Tutto nacque dalla filosofia sofistica, che si chiedeva da dove le leggi traessero il loro potere vincolante,in una costruzione-ricostruzione politica le cui conseguenze sono arrivate sino a noi,e che ci pone sempre ulteriori domande e risposte mai esaudite e risolutive sui vari problemi,perché attaccate ai cavilli ed alle interpretazioni di parte secondo una falsa logica “ad personam” in occidente, ed un ritorno alla religione in oriente come il fenomeno del ritorno dell’Islam.

Noi invece in occidente, ed in Italia particolare, dovremmo parlare di un ritorno invece alla Polis, che mi sembra sia la strada intrapresa dal PD con Veltroni, e sulla quale dovremmo fondare tutte le nostre speranze di rinascita e riscatto per una nuova società. Sino ad ora infatti non si è potuto parlare di una partecipazione dei cittadini alla politica, collegata sino a qualche tempo fa al progresso scientifico diviso tra la sua borghesia liberale ed un proletariato socialdemocratico o comunista.

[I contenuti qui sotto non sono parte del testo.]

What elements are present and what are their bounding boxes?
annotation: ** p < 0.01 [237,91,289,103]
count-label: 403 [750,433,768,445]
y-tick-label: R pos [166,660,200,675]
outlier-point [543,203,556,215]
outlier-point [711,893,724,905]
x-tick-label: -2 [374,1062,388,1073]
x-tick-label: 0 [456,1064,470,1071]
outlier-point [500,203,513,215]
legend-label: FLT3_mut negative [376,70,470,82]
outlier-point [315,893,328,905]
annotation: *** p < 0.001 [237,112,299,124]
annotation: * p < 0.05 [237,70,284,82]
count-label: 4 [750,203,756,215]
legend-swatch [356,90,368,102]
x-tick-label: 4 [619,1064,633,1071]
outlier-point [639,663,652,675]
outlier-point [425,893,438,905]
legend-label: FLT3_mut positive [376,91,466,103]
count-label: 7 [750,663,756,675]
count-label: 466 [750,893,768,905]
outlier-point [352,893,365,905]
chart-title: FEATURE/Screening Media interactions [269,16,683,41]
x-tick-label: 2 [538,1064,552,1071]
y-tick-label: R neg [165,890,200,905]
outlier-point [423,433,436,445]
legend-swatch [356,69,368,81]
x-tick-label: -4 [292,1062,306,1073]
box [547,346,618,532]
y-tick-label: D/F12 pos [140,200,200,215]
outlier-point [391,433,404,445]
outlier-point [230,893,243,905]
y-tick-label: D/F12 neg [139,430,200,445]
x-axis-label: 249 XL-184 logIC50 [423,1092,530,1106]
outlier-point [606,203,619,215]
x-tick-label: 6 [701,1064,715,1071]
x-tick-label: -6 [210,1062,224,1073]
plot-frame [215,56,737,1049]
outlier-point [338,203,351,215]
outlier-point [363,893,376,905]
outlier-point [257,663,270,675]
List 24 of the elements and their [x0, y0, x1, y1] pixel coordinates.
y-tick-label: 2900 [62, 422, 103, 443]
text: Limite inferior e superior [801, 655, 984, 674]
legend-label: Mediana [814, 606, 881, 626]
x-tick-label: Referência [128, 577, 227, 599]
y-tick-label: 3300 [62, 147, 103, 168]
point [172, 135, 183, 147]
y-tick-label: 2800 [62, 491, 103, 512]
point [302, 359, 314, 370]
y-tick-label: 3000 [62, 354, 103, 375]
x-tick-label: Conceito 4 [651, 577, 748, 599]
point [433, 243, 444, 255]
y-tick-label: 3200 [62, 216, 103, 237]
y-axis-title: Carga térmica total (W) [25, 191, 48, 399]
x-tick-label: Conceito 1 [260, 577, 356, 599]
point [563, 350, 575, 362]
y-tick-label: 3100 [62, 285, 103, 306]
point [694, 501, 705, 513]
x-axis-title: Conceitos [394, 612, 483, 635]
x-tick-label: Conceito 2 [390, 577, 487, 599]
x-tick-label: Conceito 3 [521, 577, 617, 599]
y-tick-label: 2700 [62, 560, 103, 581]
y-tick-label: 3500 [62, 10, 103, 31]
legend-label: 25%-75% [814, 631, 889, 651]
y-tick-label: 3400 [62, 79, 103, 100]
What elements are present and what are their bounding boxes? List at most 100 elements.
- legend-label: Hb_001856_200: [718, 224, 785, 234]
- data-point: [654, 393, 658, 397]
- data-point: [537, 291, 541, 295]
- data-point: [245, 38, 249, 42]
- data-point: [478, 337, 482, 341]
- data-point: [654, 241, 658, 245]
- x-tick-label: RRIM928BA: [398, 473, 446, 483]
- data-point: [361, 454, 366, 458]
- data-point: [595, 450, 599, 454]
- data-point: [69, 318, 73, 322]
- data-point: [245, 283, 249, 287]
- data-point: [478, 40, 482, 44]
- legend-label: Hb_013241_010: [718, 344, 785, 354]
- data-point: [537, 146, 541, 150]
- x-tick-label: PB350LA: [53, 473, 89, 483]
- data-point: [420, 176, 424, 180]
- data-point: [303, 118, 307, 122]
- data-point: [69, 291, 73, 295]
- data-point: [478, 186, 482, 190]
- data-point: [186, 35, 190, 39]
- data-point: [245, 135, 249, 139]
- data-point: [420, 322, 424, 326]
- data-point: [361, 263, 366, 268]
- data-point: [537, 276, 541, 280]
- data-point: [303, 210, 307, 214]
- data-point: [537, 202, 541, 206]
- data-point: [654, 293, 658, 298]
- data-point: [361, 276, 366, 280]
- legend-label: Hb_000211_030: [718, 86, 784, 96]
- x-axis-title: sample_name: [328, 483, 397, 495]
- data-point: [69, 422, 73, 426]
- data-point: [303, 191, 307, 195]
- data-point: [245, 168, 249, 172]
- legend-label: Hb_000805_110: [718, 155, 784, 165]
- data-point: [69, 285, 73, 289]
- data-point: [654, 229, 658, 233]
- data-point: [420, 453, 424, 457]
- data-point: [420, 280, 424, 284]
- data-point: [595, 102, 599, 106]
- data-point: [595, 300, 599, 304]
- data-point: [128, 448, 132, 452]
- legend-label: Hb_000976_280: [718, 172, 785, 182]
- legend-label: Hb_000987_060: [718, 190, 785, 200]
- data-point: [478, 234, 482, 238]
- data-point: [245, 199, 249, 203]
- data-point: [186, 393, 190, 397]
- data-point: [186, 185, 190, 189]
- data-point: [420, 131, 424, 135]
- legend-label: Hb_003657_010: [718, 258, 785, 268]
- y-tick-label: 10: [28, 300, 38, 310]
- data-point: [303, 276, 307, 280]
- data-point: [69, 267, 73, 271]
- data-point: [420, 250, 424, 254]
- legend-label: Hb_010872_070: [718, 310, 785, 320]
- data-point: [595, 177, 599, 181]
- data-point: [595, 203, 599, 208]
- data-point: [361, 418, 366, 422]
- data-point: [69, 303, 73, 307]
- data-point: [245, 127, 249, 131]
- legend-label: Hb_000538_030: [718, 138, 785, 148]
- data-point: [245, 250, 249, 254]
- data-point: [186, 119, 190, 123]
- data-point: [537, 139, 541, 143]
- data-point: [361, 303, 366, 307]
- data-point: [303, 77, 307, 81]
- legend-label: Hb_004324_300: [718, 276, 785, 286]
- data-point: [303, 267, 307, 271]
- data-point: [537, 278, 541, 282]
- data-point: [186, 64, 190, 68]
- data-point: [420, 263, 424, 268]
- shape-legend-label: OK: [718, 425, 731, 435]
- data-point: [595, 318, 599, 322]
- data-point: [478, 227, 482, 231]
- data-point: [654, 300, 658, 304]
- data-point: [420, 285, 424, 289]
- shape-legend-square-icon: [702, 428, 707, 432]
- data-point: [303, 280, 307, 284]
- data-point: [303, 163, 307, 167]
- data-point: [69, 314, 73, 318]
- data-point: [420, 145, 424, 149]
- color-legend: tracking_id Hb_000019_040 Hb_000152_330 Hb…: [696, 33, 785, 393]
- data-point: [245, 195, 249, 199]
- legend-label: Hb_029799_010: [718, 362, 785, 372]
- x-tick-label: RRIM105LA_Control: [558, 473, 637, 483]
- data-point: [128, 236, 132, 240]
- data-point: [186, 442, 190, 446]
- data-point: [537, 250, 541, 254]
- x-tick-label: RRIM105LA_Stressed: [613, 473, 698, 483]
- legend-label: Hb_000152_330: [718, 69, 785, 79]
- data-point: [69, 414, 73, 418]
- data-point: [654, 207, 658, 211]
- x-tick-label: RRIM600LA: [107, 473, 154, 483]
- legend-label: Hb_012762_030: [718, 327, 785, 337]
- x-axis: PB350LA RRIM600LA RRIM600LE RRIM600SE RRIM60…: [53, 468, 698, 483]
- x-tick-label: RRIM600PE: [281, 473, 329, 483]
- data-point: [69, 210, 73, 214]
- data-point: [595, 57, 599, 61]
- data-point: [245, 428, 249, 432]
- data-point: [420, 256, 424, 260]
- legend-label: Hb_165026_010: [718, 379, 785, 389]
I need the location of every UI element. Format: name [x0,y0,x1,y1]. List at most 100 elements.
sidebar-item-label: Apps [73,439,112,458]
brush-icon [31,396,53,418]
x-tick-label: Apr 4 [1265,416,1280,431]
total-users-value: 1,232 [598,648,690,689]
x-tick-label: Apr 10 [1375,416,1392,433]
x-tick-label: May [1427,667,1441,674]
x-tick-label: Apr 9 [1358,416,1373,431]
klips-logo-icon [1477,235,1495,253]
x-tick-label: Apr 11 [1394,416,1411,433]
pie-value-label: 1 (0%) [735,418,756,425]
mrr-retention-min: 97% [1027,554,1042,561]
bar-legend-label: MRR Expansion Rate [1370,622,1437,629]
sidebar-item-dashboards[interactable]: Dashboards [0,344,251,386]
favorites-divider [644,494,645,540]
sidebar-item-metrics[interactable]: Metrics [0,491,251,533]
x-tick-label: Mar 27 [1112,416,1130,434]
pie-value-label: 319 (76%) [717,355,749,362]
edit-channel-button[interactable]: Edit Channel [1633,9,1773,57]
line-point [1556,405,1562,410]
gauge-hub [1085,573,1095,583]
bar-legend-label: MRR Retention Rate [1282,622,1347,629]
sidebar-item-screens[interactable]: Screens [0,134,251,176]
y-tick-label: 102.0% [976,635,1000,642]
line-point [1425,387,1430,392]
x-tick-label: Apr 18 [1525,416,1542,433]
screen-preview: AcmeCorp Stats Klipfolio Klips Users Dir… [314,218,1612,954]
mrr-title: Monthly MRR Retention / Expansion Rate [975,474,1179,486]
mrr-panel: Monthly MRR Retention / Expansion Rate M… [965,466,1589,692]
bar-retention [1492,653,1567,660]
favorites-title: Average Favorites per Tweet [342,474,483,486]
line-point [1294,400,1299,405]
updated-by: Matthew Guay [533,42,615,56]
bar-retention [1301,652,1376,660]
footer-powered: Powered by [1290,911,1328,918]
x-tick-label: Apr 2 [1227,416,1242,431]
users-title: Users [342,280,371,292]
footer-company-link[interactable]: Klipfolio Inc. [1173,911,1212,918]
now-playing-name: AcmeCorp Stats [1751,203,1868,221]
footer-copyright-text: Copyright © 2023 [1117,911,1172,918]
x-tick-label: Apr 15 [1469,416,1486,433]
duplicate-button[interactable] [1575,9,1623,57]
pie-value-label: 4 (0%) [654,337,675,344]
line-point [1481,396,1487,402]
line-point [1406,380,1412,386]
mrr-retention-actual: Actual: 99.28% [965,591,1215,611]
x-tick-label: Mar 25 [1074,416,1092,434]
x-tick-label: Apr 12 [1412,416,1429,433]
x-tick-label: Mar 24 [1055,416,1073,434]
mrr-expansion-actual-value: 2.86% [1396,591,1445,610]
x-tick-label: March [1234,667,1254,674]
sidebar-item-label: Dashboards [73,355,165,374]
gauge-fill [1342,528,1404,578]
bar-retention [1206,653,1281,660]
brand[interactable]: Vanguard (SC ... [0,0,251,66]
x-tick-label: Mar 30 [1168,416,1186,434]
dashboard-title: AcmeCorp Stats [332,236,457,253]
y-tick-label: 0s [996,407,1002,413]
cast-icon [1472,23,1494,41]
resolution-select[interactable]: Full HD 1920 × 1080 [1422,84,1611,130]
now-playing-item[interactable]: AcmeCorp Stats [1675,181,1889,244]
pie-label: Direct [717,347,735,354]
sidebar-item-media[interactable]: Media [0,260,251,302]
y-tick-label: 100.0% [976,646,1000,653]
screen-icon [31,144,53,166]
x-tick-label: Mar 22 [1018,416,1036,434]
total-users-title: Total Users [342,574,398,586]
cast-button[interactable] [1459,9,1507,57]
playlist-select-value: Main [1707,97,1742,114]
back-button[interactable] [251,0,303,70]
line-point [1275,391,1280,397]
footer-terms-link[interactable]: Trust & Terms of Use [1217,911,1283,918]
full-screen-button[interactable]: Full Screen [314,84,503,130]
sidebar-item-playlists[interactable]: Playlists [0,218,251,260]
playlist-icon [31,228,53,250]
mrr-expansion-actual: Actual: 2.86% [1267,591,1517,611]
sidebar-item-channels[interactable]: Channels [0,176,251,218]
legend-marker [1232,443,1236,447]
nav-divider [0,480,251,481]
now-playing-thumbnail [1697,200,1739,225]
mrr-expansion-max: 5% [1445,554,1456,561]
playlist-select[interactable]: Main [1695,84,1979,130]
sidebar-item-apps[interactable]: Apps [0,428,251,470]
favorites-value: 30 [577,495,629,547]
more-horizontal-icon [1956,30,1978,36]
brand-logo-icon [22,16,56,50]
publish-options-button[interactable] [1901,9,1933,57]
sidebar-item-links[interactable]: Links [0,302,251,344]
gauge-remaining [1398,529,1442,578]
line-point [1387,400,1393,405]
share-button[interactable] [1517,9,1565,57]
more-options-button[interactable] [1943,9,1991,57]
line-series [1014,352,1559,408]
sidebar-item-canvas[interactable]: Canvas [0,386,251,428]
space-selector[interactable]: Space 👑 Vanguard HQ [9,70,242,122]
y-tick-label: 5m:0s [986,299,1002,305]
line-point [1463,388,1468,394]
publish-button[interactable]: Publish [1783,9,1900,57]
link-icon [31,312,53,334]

Nel 2006 già scrissi qualcosa sul mutamento delle classi sociali, e di cui bisognava già tenerne conto, perché già portava in se le premesse di una nuova società che correva il rischio di rimanere come sabbia fra le mani se non saputa aggregare con delle riforme.

Questa filosofia è bene saperlo, raggruppa sia cittadini di destra che di sinistra, e la cui separazione è tenuta solo ed unicamente da una linea al disopra della quale ci sono tutti i politici che fanno quello che vogliono, e che distribuiscono quando vogliono delle elargizioni.

Tutto questo ha a che fare con una democrazia solo apparente, e mi pare per concludere con grande speranza che il PD con il suo rinnovamento dei quadri vincolati a ben precise disposizioni di rappresentanza e di presentazione di candidati, rappresenti al momento un ritorno alla Storia e che può riservarci piacevoli sorprese ispirate essenzialmente ad un diritto appartenente ai cittadini e non ai politici di mestiere.

Mi pare perciò e per concludere, che esista una differenza fondamentale fra la democrazia del PD e quella del “Popolo delle libertà”.

E’ la “Storia” della Polis che ce lo ha insegnato, degenerata con la trasmissione dei poteri in mani di chi possedeva ricchezze, come del resto accade ancora oggi con la falsa logica della democrazia quando questa cade in mani di chi ha ricchezze irrinunciabili sino al limite del conflitto di interessi, e la Polis di Veltroni in mano a chi non ha né ricchezze e né poteri.

Il mio appello e richiamo va indirizzato perciò a chi ancora sa e concepisce la libertà dell’individuo come fondamento nell’esercizio della cosa pubblica.